If you are the parent of a child who is over six months old and has a long-term condition on the list below, speak to your GP about the flu vaccine. Your child's condition may get worse if they catch flu.

Pregnant women

It is recommended that all pregnant women should have the seasonal flu vaccine, whatever stage of pregnancy they're in.

This is because there is good evidence that pregnant women have an increased risk of developing complications if they get flu, particularly from the H1N1 strain.

Studies have shown that the flu vaccine can be safely and effectively given during any trimester of pregnancy. The vaccine does not carry risks for either the mother or baby. In fact, studies have shown that mothers who have had the vaccine while pregnant pass some protection to their babies, which lasts for the first few months of their lives.

People with medical conditions

The seasonal flu vaccine is offered free to anyone who is over six months of age and has one of the following medical conditions:

  • chronic (long-term) respiratory disease, such as severe asthma, COPD or bronchitis
  • chronic heart disease, such as heart failure
  • chronic kidney disease
  • chronic liver disease, such as hepatitis
  • chronic neurological disease, such as a stroke, TIA or post-polio syndrome
  • diabetes
  • a weakened immune system due to conditions such as HIV, or treatments that suppress the immune system such as chemotherapy

Frontline health or social care workers

Outbreaks of flu can occur in health and social care settings, and staff, patients and residents are at risk of infection.

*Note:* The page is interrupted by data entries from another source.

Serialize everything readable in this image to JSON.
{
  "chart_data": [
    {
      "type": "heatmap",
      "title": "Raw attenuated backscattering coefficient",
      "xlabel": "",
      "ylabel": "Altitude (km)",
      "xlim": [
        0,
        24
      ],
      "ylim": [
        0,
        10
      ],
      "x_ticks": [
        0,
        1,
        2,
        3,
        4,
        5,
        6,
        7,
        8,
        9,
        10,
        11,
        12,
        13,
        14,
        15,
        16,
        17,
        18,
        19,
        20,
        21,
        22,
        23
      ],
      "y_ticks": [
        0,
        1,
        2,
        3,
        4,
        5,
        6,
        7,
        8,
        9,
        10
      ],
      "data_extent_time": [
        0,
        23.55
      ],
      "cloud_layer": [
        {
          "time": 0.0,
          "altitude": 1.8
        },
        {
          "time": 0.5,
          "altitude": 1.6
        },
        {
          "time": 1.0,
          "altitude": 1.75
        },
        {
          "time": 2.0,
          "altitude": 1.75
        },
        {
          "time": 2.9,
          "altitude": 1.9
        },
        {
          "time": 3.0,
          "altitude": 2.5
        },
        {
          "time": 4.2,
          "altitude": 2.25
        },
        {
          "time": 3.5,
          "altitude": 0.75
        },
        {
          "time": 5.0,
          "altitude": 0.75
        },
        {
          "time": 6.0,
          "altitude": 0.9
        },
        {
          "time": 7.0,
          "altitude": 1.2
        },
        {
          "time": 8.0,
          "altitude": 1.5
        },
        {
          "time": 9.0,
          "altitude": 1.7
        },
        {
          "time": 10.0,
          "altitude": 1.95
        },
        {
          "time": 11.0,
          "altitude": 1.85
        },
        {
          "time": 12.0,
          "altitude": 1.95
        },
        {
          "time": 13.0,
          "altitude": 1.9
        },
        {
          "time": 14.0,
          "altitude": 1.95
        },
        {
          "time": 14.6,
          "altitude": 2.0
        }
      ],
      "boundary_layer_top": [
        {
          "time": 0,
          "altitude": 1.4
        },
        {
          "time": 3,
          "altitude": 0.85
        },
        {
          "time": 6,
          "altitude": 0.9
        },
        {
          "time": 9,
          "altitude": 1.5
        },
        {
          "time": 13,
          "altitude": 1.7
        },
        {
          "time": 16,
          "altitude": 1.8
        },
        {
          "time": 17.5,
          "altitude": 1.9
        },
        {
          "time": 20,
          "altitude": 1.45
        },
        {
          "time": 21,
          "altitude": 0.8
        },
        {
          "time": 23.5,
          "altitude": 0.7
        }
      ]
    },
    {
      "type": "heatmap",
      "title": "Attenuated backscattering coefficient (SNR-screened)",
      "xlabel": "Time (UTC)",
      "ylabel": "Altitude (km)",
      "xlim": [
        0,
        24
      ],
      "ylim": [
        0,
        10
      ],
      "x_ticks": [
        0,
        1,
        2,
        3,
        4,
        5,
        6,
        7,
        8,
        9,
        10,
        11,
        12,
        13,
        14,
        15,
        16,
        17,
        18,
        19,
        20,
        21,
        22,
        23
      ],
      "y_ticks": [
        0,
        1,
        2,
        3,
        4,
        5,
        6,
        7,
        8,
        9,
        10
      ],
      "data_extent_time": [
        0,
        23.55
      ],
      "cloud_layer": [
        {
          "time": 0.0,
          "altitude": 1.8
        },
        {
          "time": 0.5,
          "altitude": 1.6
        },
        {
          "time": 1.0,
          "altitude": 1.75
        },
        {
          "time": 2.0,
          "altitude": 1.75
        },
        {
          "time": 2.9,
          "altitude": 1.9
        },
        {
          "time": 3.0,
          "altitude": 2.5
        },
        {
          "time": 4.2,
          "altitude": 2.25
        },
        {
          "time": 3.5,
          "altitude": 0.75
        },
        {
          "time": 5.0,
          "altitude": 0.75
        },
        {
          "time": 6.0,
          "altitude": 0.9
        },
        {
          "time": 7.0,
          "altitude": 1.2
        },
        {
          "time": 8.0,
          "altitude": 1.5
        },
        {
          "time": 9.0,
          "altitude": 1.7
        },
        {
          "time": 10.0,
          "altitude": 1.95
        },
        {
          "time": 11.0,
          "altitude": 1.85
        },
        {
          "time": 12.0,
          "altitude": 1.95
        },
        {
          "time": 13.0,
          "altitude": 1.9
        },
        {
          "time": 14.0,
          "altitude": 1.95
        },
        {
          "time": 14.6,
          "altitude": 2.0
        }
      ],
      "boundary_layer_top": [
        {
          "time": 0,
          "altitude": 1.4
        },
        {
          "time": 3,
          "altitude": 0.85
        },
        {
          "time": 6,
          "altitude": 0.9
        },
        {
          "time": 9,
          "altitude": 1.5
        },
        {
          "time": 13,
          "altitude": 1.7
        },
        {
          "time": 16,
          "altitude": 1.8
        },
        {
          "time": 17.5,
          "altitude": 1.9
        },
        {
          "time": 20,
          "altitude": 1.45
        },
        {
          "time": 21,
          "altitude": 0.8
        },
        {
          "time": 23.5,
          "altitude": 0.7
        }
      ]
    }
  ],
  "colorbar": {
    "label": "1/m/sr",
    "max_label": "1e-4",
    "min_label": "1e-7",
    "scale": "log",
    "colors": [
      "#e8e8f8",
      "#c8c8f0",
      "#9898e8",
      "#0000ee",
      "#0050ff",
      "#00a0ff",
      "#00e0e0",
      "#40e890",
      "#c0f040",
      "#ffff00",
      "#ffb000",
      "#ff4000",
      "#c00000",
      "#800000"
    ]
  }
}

Frontline health and social care staff should protect themselves by having the flu vaccine to prevent the spread of flu to colleagues and other members of the community.

Employers are responsible for ensuring that arrangements are in place for frontline healthcare staff to have the seasonal flu vaccine.

If you care for someone who is elderly or disabled, speak to your GP about getting vaccinated against seasonal flu. You should also ensure that the person you care for has the flu jab.